Under what condition can Checkers require a franchisee to execute a lease for the Restaurant Location upon termination or expiration of the Franchise Agreement?
Checkers Franchise · 2025 FDDAnswer from 2025 FDD Document
16.05 Right to Lease Real Estate.
- (a) Upon termination of this Agreement (for any reason, no reason, or upon expiration without renewal), if you or any of your Owners or Affiliates directly or indirectly owns the building and/or land (the "Real Estate") on which the Franchised Restaurant is located, we may, and at our option (in our sole discretion) and in conjunction with our purchase of the Franchised Restaurant pursuant to Section 16.04 hereof, require you to execute and deliver to us or our designee a lease for the Restaurant Location pursuant to the terms of Section 16.05(b).
- (b) If we elect to require you to execute and deliver to us or our designee a lease for the Restaurant Location, we shall deliver written notice to you within ten (10) days after the effective date of termination or expiration of this Agreement of such election. Following such notice, you and we shall negotiate in good faith a lease for the Real Estate containing commercially reasonable terms with a term equal to a minimum of the remaining Term under this Agreement. If you and we have not agreed to a lease within thirty (30) days after your receipt of our election, we shall engage a Real Estate Appraiser to prepare a lease with commercially reasonable terms. The Real Estate Appraiser's determination will be binding, and you must
Source: Item 22 — CONTRACTS (FDD pages 91–92)
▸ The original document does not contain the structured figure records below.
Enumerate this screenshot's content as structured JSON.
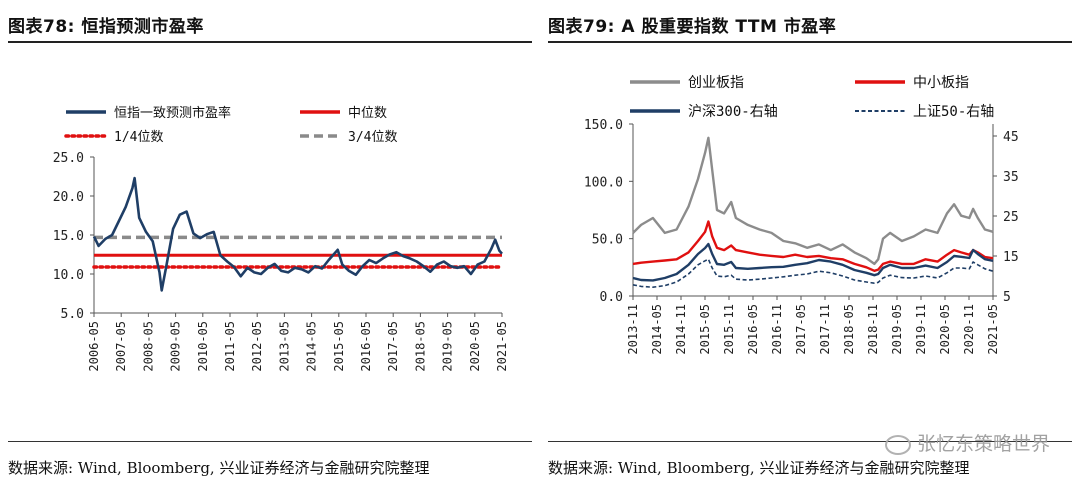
{
  "left": {
    "title": "图表78: 恒指预测市盈率",
    "source": "数据来源: Wind, Bloomberg, 兴业证券经济与金融研究院整理"
  },
  "right": {
    "title": "图表79: A 股重要指数 TTM 市盈率",
    "source": "数据来源: Wind, Bloomberg, 兴业证券经济与金融研究院整理"
  },
  "watermark": "张忆东策略世界",
  "chart_data": [
    {
      "type": "line",
      "title": "",
      "ylim": [
        5,
        25
      ],
      "yticks": [
        "5.0",
        "10.0",
        "15.0",
        "20.0",
        "25.0"
      ],
      "ytick_values": [
        5,
        10,
        15,
        20,
        25
      ],
      "xticks": [
        "2006-05",
        "2007-05",
        "2008-05",
        "2009-05",
        "2010-05",
        "2011-05",
        "2012-05",
        "2013-05",
        "2014-05",
        "2015-05",
        "2016-05",
        "2017-05",
        "2018-05",
        "2019-05",
        "2020-05",
        "2021-05"
      ],
      "xlim": [
        2006.33,
        2021.4
      ],
      "grid": false,
      "legend_position": "top",
      "colors": {
        "pe": "#1f3e66",
        "median": "#e01010",
        "q1": "#e01010",
        "q3": "#8a8a8a"
      },
      "series": [
        {
          "name": "恒指一致预测市盈率",
          "style": "solid-line",
          "color": "#1f3e66",
          "x": [
            2006.33,
            2006.5,
            2006.75,
            2007.0,
            2007.25,
            2007.5,
            2007.75,
            2007.83,
            2008.0,
            2008.25,
            2008.5,
            2008.75,
            2008.83,
            2009.0,
            2009.25,
            2009.5,
            2009.75,
            2010.0,
            2010.25,
            2010.5,
            2010.75,
            2011.0,
            2011.25,
            2011.5,
            2011.75,
            2012.0,
            2012.25,
            2012.5,
            2012.75,
            2013.0,
            2013.25,
            2013.5,
            2013.75,
            2014.0,
            2014.25,
            2014.5,
            2014.75,
            2015.0,
            2015.33,
            2015.5,
            2015.75,
            2016.0,
            2016.25,
            2016.5,
            2016.75,
            2017.0,
            2017.25,
            2017.5,
            2017.75,
            2018.0,
            2018.25,
            2018.5,
            2018.75,
            2019.0,
            2019.25,
            2019.5,
            2019.75,
            2020.0,
            2020.25,
            2020.5,
            2020.75,
            2021.0,
            2021.15,
            2021.3,
            2021.4
          ],
          "y": [
            14.8,
            13.6,
            14.5,
            15.0,
            16.8,
            18.6,
            21.0,
            22.3,
            17.2,
            15.4,
            14.2,
            10.2,
            7.9,
            11.0,
            15.8,
            17.6,
            18.0,
            15.2,
            14.6,
            15.1,
            15.4,
            12.4,
            11.6,
            10.9,
            9.7,
            10.8,
            10.2,
            10.0,
            10.8,
            11.3,
            10.4,
            10.2,
            10.8,
            10.6,
            10.2,
            11.0,
            10.7,
            11.8,
            13.1,
            11.2,
            10.4,
            9.9,
            11.0,
            11.8,
            11.4,
            12.0,
            12.5,
            12.8,
            12.3,
            12.0,
            11.6,
            11.0,
            10.3,
            11.2,
            11.6,
            11.0,
            10.8,
            11.0,
            10.0,
            11.2,
            11.6,
            13.2,
            14.4,
            13.0,
            12.6
          ]
        },
        {
          "name": "中位数",
          "style": "solid-line",
          "color": "#e01010",
          "value": 12.4
        },
        {
          "name": "1/4位数",
          "style": "dotted-line",
          "color": "#e01010",
          "value": 10.9
        },
        {
          "name": "3/4位数",
          "style": "dashed-line",
          "color": "#8a8a8a",
          "value": 14.7
        }
      ]
    },
    {
      "type": "line",
      "title": "",
      "ylim": [
        0,
        150
      ],
      "yticks": [
        "0.0",
        "50.0",
        "100.0",
        "150.0"
      ],
      "ytick_values": [
        0,
        50,
        100,
        150
      ],
      "y2lim": [
        5,
        48
      ],
      "y2ticks": [
        "5",
        "15",
        "25",
        "35",
        "45"
      ],
      "y2tick_values": [
        5,
        15,
        25,
        35,
        45
      ],
      "xticks": [
        "2013-11",
        "2014-05",
        "2014-11",
        "2015-05",
        "2015-11",
        "2016-05",
        "2016-11",
        "2017-05",
        "2017-11",
        "2018-05",
        "2018-11",
        "2019-05",
        "2019-11",
        "2020-05",
        "2020-11",
        "2021-05"
      ],
      "xlim": [
        2013.83,
        2021.42
      ],
      "grid": false,
      "legend_position": "top",
      "series": [
        {
          "name": "创业板指",
          "axis": "left",
          "style": "solid-line",
          "color": "#8c8c8c",
          "x": [
            2013.83,
            2014.0,
            2014.25,
            2014.5,
            2014.75,
            2015.0,
            2015.2,
            2015.35,
            2015.42,
            2015.5,
            2015.6,
            2015.75,
            2015.9,
            2016.0,
            2016.25,
            2016.5,
            2016.75,
            2017.0,
            2017.25,
            2017.5,
            2017.75,
            2018.0,
            2018.25,
            2018.5,
            2018.75,
            2018.92,
            2019.0,
            2019.1,
            2019.25,
            2019.5,
            2019.75,
            2020.0,
            2020.25,
            2020.45,
            2020.6,
            2020.75,
            2020.92,
            2021.0,
            2021.1,
            2021.25,
            2021.42
          ],
          "y": [
            55,
            62,
            68,
            55,
            58,
            78,
            102,
            125,
            138,
            110,
            75,
            72,
            82,
            68,
            62,
            58,
            55,
            48,
            46,
            42,
            45,
            40,
            45,
            38,
            33,
            28,
            32,
            50,
            55,
            48,
            52,
            58,
            55,
            72,
            80,
            70,
            68,
            76,
            68,
            58,
            56
          ]
        },
        {
          "name": "中小板指",
          "axis": "left",
          "style": "solid-line",
          "color": "#e01010",
          "x": [
            2013.83,
            2014.0,
            2014.25,
            2014.5,
            2014.75,
            2015.0,
            2015.2,
            2015.35,
            2015.42,
            2015.5,
            2015.6,
            2015.75,
            2015.9,
            2016.0,
            2016.25,
            2016.5,
            2016.75,
            2017.0,
            2017.25,
            2017.5,
            2017.75,
            2018.0,
            2018.25,
            2018.5,
            2018.75,
            2018.92,
            2019.0,
            2019.1,
            2019.25,
            2019.5,
            2019.75,
            2020.0,
            2020.25,
            2020.45,
            2020.6,
            2020.75,
            2020.92,
            2021.0,
            2021.1,
            2021.25,
            2021.42
          ],
          "y": [
            28,
            29,
            30,
            31,
            32,
            38,
            48,
            56,
            65,
            52,
            42,
            40,
            44,
            40,
            38,
            36,
            35,
            34,
            36,
            34,
            35,
            33,
            32,
            28,
            25,
            22,
            23,
            28,
            30,
            28,
            28,
            32,
            30,
            36,
            40,
            38,
            36,
            40,
            38,
            34,
            33
          ]
        },
        {
          "name": "沪深300-右轴",
          "axis": "right",
          "style": "solid-line",
          "color": "#1f3e66",
          "x": [
            2013.83,
            2014.0,
            2014.25,
            2014.5,
            2014.75,
            2015.0,
            2015.2,
            2015.35,
            2015.42,
            2015.5,
            2015.6,
            2015.75,
            2015.9,
            2016.0,
            2016.25,
            2016.5,
            2016.75,
            2017.0,
            2017.25,
            2017.5,
            2017.75,
            2018.0,
            2018.25,
            2018.5,
            2018.75,
            2018.92,
            2019.0,
            2019.1,
            2019.25,
            2019.5,
            2019.75,
            2020.0,
            2020.25,
            2020.45,
            2020.6,
            2020.75,
            2020.92,
            2021.0,
            2021.1,
            2021.25,
            2021.42
          ],
          "y": [
            9.5,
            9.0,
            8.9,
            9.5,
            10.5,
            12.8,
            15.5,
            17.0,
            18.0,
            15.5,
            13.0,
            12.8,
            13.5,
            12.0,
            11.8,
            12.0,
            12.2,
            12.3,
            12.8,
            13.2,
            14.0,
            13.6,
            12.8,
            11.5,
            10.8,
            10.2,
            10.5,
            12.0,
            12.8,
            12.0,
            12.0,
            12.6,
            12.0,
            13.5,
            15.0,
            14.8,
            14.5,
            16.5,
            15.5,
            14.2,
            13.8
          ]
        },
        {
          "name": "上证50-右轴",
          "axis": "right",
          "style": "dashed-line",
          "color": "#1f3e66",
          "x": [
            2013.83,
            2014.0,
            2014.25,
            2014.5,
            2014.75,
            2015.0,
            2015.2,
            2015.35,
            2015.42,
            2015.5,
            2015.6,
            2015.75,
            2015.9,
            2016.0,
            2016.25,
            2016.5,
            2016.75,
            2017.0,
            2017.25,
            2017.5,
            2017.75,
            2018.0,
            2018.25,
            2018.5,
            2018.75,
            2018.92,
            2019.0,
            2019.1,
            2019.25,
            2019.5,
            2019.75,
            2020.0,
            2020.25,
            2020.45,
            2020.6,
            2020.75,
            2020.92,
            2021.0,
            2021.1,
            2021.25,
            2021.42
          ],
          "y": [
            7.8,
            7.4,
            7.2,
            7.6,
            8.5,
            10.5,
            12.8,
            13.8,
            14.2,
            12.0,
            10.0,
            9.8,
            10.2,
            9.2,
            9.0,
            9.2,
            9.5,
            9.8,
            10.2,
            10.5,
            11.2,
            10.8,
            10.0,
            9.0,
            8.5,
            8.2,
            8.4,
            9.5,
            10.2,
            9.6,
            9.5,
            10.0,
            9.5,
            10.8,
            12.0,
            12.0,
            11.8,
            13.5,
            12.8,
            11.8,
            11.2
          ]
        }
      ]
    }
  ]
}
What This Means (2025 FDD)
According to Checkers' 2025 Franchise Disclosure Document, Checkers has the option to require a franchisee to execute a lease for the restaurant location under specific circumstances related to property ownership and the termination or expiration of the franchise agreement.
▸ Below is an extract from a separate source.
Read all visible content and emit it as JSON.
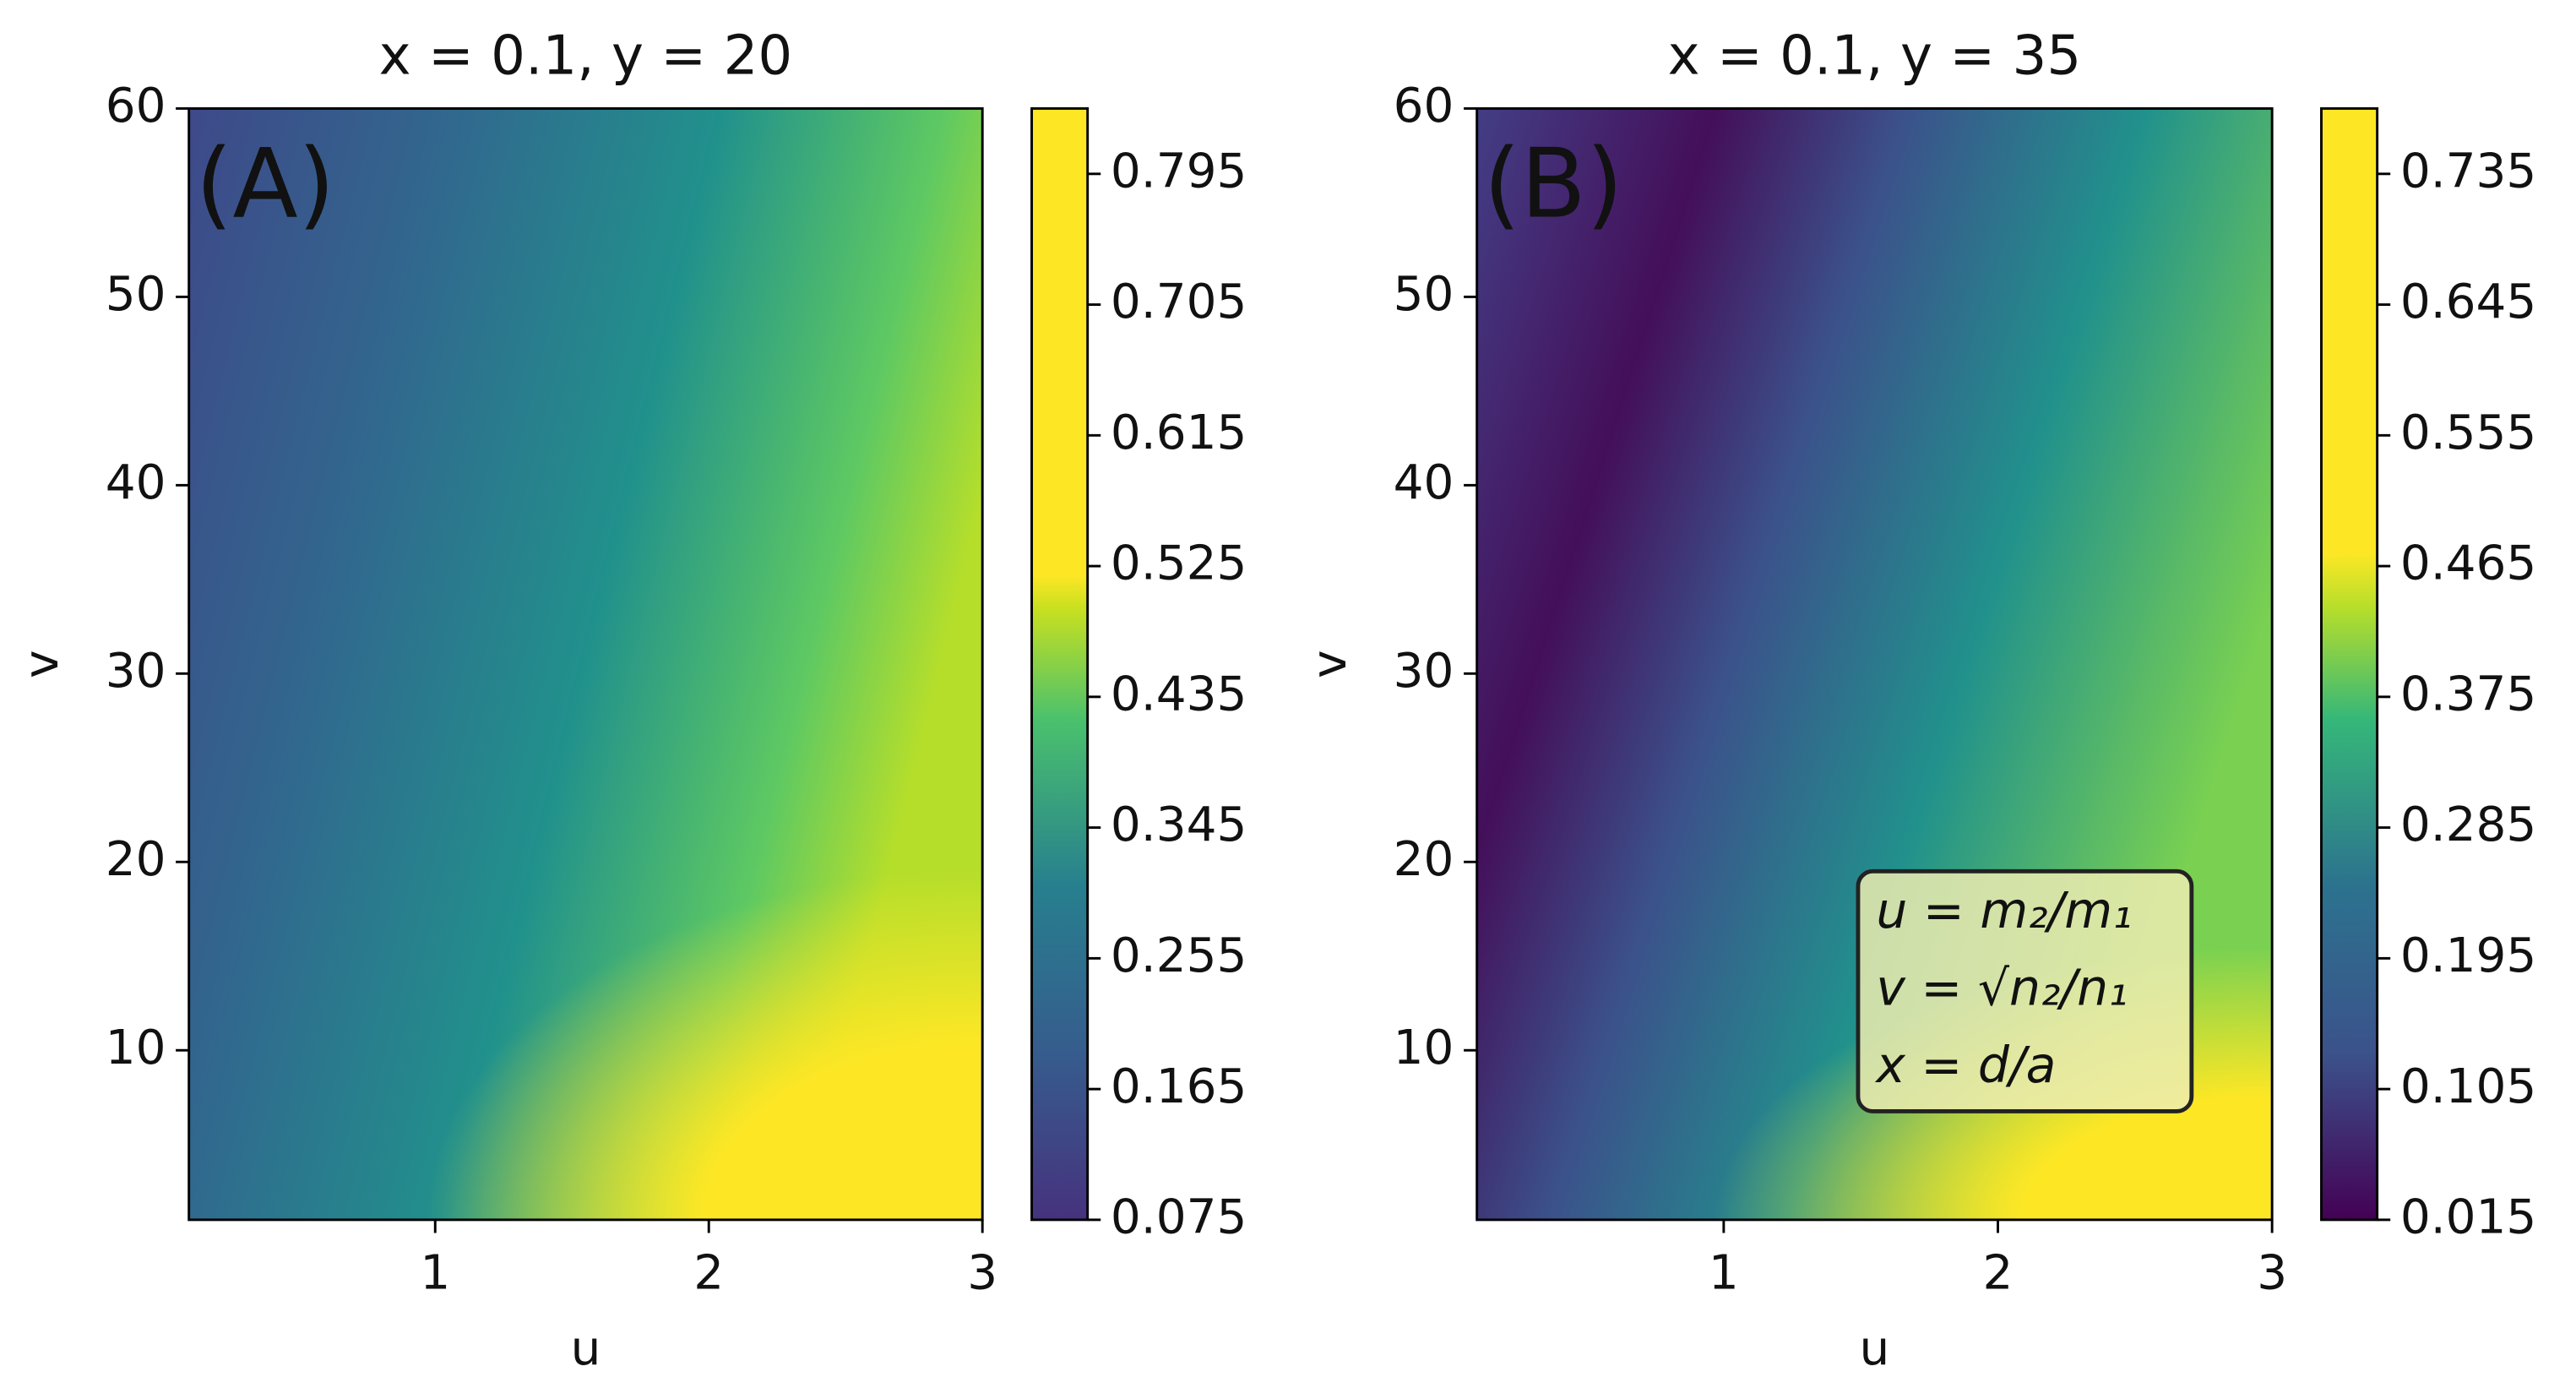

Specifically, if the franchisee or any of their owners or affiliates directly or indirectly owns the building or land where the franchised restaurant is located, Checkers may require the franchisee to execute a lease for the restaurant location. This option is at Checkers' discretion and is typically exercised in conjunction with Checkers' purchase of the franchised restaurant.
If Checkers elects to enforce this lease requirement, they must provide written notice to the franchisee within ten days after the termination or expiration date of the franchise agreement. Following this notice, both parties are expected to negotiate in good faith to establish a lease with commercially reasonable terms, with a minimum term equal to the remaining term under the original agreement. If an agreement cannot be reached within thirty days, a Real Estate Appraiser will be engaged to prepare a lease with commercially reasonable terms, which will be binding on both parties. The costs associated with the Real Estate Appraiser are to be shared equally between Checkers and the franchisee. Upon execution of the lease, the franchisee must promptly vacate the restaurant location and provide assistance to Checkers to facilitate a smooth transition.